15-618 Final Project
Milestone Report
Betweenness Centrality with CPU and GPU
Work Completed
Yi-Ning completed the CPU side of the project by implementing the serial Brandes baseline and the OpenMP version using a shared CSR graph representation. She also built out the benchmarking and comparison workflow for the project, including the shared graph-loading semantics and the benchmark harness we now use to run the CPU baselines in a consistent way. This work established the correctness and performance baseline that the rest of the project depends on.
Isaiah completed the CUDA side of the baseline by implementing the naive GPU betweenness-centrality version with an edge-parallel mapping and atomic updates for shared vertex state, then integrating that CUDA path into the shared codebase and getting the build system working on the GHC Andrew machines. He also connected the GPU path to the same CLI and benchmark flow as the CPU implementations, added CUDA progress logging for long runs, and updated the timing pipeline so graph-building time is reported separately from BC compute time.
Deliverable Status
With respect to goals, the CPU and multi-core implementations are on track. However, the CUDA implementation is still behind schedule because the naive implementation only recently started working with benchmarking, and getting to that point took longer than was recently thought. With that delay, the optimization phase is not yet complete.

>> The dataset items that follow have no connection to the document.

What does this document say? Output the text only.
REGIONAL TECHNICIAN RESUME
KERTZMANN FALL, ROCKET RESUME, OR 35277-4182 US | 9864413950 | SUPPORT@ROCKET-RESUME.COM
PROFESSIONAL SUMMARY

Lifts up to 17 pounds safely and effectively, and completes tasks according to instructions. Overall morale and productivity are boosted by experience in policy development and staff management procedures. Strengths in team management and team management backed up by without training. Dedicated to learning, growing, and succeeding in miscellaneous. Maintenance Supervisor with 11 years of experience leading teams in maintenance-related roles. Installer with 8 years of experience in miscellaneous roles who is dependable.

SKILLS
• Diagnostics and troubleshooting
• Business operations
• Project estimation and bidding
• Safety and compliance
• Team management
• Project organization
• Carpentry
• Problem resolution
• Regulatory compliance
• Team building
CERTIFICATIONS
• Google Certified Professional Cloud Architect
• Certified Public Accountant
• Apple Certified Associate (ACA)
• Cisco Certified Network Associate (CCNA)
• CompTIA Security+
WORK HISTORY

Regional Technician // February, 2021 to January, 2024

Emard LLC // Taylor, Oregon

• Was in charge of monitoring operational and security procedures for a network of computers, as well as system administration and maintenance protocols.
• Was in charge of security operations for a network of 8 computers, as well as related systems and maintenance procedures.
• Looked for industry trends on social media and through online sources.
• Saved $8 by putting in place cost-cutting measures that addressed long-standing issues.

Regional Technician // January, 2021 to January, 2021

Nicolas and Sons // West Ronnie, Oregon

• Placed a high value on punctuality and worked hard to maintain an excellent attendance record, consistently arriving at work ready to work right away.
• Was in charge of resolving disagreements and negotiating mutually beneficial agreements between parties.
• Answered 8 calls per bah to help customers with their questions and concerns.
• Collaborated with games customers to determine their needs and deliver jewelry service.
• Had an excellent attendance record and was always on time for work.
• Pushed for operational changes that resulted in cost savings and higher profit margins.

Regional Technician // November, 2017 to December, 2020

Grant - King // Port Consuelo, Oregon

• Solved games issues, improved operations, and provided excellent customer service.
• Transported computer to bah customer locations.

The nice-to-haves are still on schedule. The main issue is that, on the CUDA side, the time ratio across environment setup, debugging, benchmarking, profiling, and optimization was not estimated correctly at the start. As a result, more time than expected was spent getting the naive implementation to a stable, benchmarkable state, which pushed back the optimized CUDA work. Please see the revised detailed schedule below for the updated half-week plan for the remainder of the project.
Revised Detailed Schedule
- April 14–16: Isaiah runs Nsight profiling. Yi-Ning collects serial and OpenMP benchmarks. Shared: finish milestone report.
- April 16–18: Isaiah writes the first conflict-aware CUDA optimization. Yi-Ning sets up the final SNAP and synthetic datasets.
- April 18–21: Isaiah debugs optimized CUDA and runs early benchmarks. Yi-Ning finishes CPU benchmark suite runs. Shared: evaluate naive versus optimized GPU scaling.
- April 21–24: Isaiah tries a second conflict-aware strategy if time permits. Yi-Ning runs dense/uniform graph experiments. Shared: start plotting the results.
- April 24–27: Isaiah investigates remaining GPU bottlenecks and drafts GPU report sections. Yi-Ning finalizes CPU charts. Shared: write the implementation narrative.
- April 27–30: Complete the final report, poster, and Autolab submission.
Preliminary Results
We have begun collecting preliminary benchmark data for the CPU and CUDA baselines, including the runs used in the milestone report.
Please refer to the full milestone PDF below for the benchmark tables, plots, and figure captions included in the report.
Updated Goals for Poster Session
For the poster session, we plan to present two concurrent stories that reflect the two main technical tracks of the project. The first story will focus on the CPU side, showing the serial baseline and the multicore OpenMP implementation, along with the benchmarking results that show how the CPU versions scale. The second story will focus on the GPU side, following the major stepping stones from the naive CUDA implementation toward our most optimized version and explaining how each change was motivated by benchmarking and profiling measurements.
The poster will therefore emphasize progression rather than just final numbers. Specifically, we plan to show:
- Performance Plots (CPU and GPU): Speedup graphs comparing Serial, OpenMP, Naive GPU, and Optimized GPU across various SNAP and synthetic datasets to explain how both tracks scale.
- GPU Bottleneck Analysis: Nsight profiling data showing why the naive edge-parallel CUDA version choked and evidence that our optimizations fixed these bottlenecks.
- Optimization Impact: The runtime differences and intermediate measurements that motivated our optimization decisions between the naive baseline and our optimized strategies.
Our goal is that someone reading the poster can understand both how the CPU and GPU versions compare and how the GPU implementation evolved from a poorly scaling baseline into a more optimized design.
Concerns and Risks
At the moment, we do not have any major technical concerns about completing the project. The main issue identified during the milestone period was improper time allocation, especially on the CUDA side where environment setup, debugging, and getting the naive implementation into a benchmarkable state took longer than originally expected.
We believe this is now manageable with the revised schedule. At this point, it is mainly a matter of allocating more time, and that is likely possible because work from our other classes is beginning to die down over the coming weeks. With the Andrew-machine build path working, the benchmark pipeline in place, and the project plan updated into half-week increments, we now have a much clearer path for the rest of the project.